Chain of Thoughts (CoT) has its limitations. Let’s revisit the prompt in the CoT illustration— ‘I received a damaged laptop. What’s my reimbursement limit?’ In answering this, did you think of just line of reasoning? Not really ! There are many ways to get to the solution— “The customer is loyal so we should reimburse the entire cost” or “The product is not in the warranty period and the customer reached out much after the delivery date so we can only reimburse half the price” and so many more… So why should LLM explore just one chain of thought as prescribed by the CoT prompting? Like our own thought process, its better to explore multiple reasoning paths and then finalize the one that’s most reasonable. DIVERSE (Diverse Verifier on Reasoning Steps) method by Microsoft does that — it explores multiple chain of thoughts (~50 ) and selects the one that is most likely to lead to the correct answer. The multiple chains are created by sampling randomly from a pool of examples or from the decoder’s output. Each reasoning path is assigned a likelihood of leading to an accurate answer through a verifier, an LLM. Moreover, the verifier is step-aware i.e it analyzes the likelihood of every reasoning step. But why step awareness? It helps diagnose and rectify situations where a correct answer is obtained through a flawed reasoning, improving the overall reasoning proess. Authors of DIVERSE demonstrated that supplementing Chain of Thoughts (CoTs) with above modifications increases the problem solving rate on GSM8K dataset from 60% to 85%+ . Lets fall back to our reimbursement limit example to understand how DIVERSE can be applied to it successfully-

Demonstrates DIVERSE methodology 1) multiple chain of thoughts explored 2) Step aware verifier assigns probabilities to each reasoning step 3) Chain of thought with maximum combined probability is selected as the final answer

More the Merrier — Funsearch by Deepmind

While DIVERSE has allowed us to achieve 85%+ accuracy on math-related problem sets, it is really hard to implement in production. First, the prompts used in the algorithm are not diverse enough to create distinct reasoning paths. All it does is use a different set of examples from a repository but the core prompt remains the same. Can we somehow use the existing 1500 Q&A examples to build a large library of exemplars that are diverse and of higher quality? A recent paper by Deepmind ‘FunSearch: Making new discoveries in mathematical sciences using Large Language Models’ gives us some clues. It utilizes a parallel genetic algorithm called the islands model to create a diverse set of computer programs using an initial set of programs to solve a previously unsolved combinatorial problem. Sounds relevant right? The approach is simple — we split the population of Q&A examples (GSM8K dataset) into m separate groups, or islands. Each island is initialized with a copy of the examples and is evolved separately. What’s evolution you ask? A random set of k-examples is chosen from each island and passed through an LLM to create a new set of prompts (aka evolution). These new prompts are evaluated using a Reward Model and the best ones are stored on the island. To ensure that lower quality (or score) examples are removed from the search, we discard all the examples from the m/2 islands whose best instances have the lowest score. Each of these islands is then seeded with a single prompt from the remaining island and the process repeats until 5000+ prompts above a threshold quality score are created. Separate evolution between the islands ensures diversity in the prompts and the elimination of lower-score islands ensures quality.

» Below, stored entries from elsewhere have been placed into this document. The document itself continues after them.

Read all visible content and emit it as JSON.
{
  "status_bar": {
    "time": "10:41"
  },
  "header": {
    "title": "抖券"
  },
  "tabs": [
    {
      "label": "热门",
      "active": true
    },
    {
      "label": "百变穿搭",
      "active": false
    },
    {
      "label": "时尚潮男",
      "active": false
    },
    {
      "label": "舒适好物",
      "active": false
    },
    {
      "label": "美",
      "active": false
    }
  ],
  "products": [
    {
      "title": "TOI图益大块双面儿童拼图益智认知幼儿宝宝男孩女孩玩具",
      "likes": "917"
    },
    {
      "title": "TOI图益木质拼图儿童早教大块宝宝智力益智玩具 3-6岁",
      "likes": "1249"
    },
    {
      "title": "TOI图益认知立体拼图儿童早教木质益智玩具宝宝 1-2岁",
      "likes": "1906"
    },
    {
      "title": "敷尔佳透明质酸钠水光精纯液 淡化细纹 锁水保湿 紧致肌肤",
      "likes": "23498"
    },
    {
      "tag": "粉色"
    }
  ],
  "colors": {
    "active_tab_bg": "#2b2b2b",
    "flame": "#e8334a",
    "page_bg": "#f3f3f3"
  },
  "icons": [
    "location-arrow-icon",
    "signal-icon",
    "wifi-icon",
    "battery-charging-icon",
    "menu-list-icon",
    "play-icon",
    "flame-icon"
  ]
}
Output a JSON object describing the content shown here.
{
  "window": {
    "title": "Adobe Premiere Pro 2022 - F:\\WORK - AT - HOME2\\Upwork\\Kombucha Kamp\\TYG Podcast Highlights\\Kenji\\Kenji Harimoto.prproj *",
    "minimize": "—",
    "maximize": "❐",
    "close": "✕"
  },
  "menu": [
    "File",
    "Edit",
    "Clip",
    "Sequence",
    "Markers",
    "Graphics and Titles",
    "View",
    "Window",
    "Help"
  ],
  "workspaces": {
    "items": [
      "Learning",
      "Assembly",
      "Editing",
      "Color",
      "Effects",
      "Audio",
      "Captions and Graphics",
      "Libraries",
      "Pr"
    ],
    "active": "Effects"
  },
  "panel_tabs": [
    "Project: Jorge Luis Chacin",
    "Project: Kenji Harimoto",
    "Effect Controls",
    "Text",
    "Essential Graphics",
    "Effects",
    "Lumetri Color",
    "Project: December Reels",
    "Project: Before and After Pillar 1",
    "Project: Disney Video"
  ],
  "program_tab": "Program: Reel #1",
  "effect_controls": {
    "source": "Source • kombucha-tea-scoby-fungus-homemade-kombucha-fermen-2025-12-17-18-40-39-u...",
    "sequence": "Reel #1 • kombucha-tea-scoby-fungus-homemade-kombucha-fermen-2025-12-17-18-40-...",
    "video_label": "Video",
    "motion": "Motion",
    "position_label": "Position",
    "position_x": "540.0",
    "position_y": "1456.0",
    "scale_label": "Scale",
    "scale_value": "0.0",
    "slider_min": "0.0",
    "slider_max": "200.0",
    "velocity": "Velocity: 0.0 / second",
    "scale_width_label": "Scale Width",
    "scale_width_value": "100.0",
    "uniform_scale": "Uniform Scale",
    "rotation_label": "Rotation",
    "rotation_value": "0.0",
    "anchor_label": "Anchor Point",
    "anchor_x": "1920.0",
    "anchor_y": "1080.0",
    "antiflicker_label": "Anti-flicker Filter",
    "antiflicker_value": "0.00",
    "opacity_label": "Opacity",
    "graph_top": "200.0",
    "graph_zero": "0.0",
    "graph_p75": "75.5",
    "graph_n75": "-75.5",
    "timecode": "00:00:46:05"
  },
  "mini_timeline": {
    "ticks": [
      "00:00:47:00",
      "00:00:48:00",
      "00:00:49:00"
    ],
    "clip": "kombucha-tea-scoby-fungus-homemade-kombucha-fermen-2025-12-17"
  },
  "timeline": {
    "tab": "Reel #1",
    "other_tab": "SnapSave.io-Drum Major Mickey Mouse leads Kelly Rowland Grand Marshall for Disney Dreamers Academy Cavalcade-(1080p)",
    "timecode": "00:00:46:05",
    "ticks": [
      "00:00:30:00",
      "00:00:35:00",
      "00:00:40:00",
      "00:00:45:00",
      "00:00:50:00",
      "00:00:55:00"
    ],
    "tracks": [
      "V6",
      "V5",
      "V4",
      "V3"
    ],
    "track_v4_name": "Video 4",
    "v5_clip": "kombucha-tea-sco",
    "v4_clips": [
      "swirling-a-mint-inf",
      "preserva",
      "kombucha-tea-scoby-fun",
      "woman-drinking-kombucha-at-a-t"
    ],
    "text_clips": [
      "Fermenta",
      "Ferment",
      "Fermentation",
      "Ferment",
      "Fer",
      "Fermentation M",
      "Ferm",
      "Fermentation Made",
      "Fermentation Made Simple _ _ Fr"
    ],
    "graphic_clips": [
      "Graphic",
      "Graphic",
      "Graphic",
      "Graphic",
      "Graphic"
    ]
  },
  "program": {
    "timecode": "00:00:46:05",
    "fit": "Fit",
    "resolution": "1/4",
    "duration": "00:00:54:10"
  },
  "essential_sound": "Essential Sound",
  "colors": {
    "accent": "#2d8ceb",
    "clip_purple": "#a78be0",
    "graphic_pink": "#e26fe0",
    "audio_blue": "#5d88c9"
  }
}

Island model ensures that diverse and high-quality prompts are generated.

Finishing Touches — Process Reward Models (PRM)

Now that we can create diverse prompts, the other big limitation is the verifier. Verifier, being an LLM, is data hungry requiring a lot of training examples (~10k) for fine-tuning, making it costly. Moreover, verifier outputs suffer from hallucinations which in a sequential reasoning model like CoT can increase the downstream risk of incorrect answers. To overcome these limitations, the verifier can be replaced by RL based Process-based Reward Models (PRMs) as proposed by OpenAI in their paper ‘Lets Verify Step by Step’. But how will it work? And how will it overcome the existing limitations of LLM based verifier?

PRMs, like the verifier in DIVERSE, evaluate each reasoning step for its relevance to determine the correct answer. However, unlike verifier, PRMs can be trained via traditional RL algorithms, which reduces its data requirements significantly. Moreover, an active learning approach suggested by OpenAI reduces the data labeling requirements by 2.6x. Not all data points need to be labeled — initial labeling of each data point should be done by a pre-trained LLM (like GPT-4) and manual labeling should only be done for datapoints that are ‘convincing wrong answers’ i.e solutions that have correct answers but incorrect reasoning. This would allow the labeling bandwidth to be allocated to tricky datapoints that confused the previous iteration of the PRM. In the next iteration, the PRMs are re-trained on the on these new data points that are manually labelled for better performance.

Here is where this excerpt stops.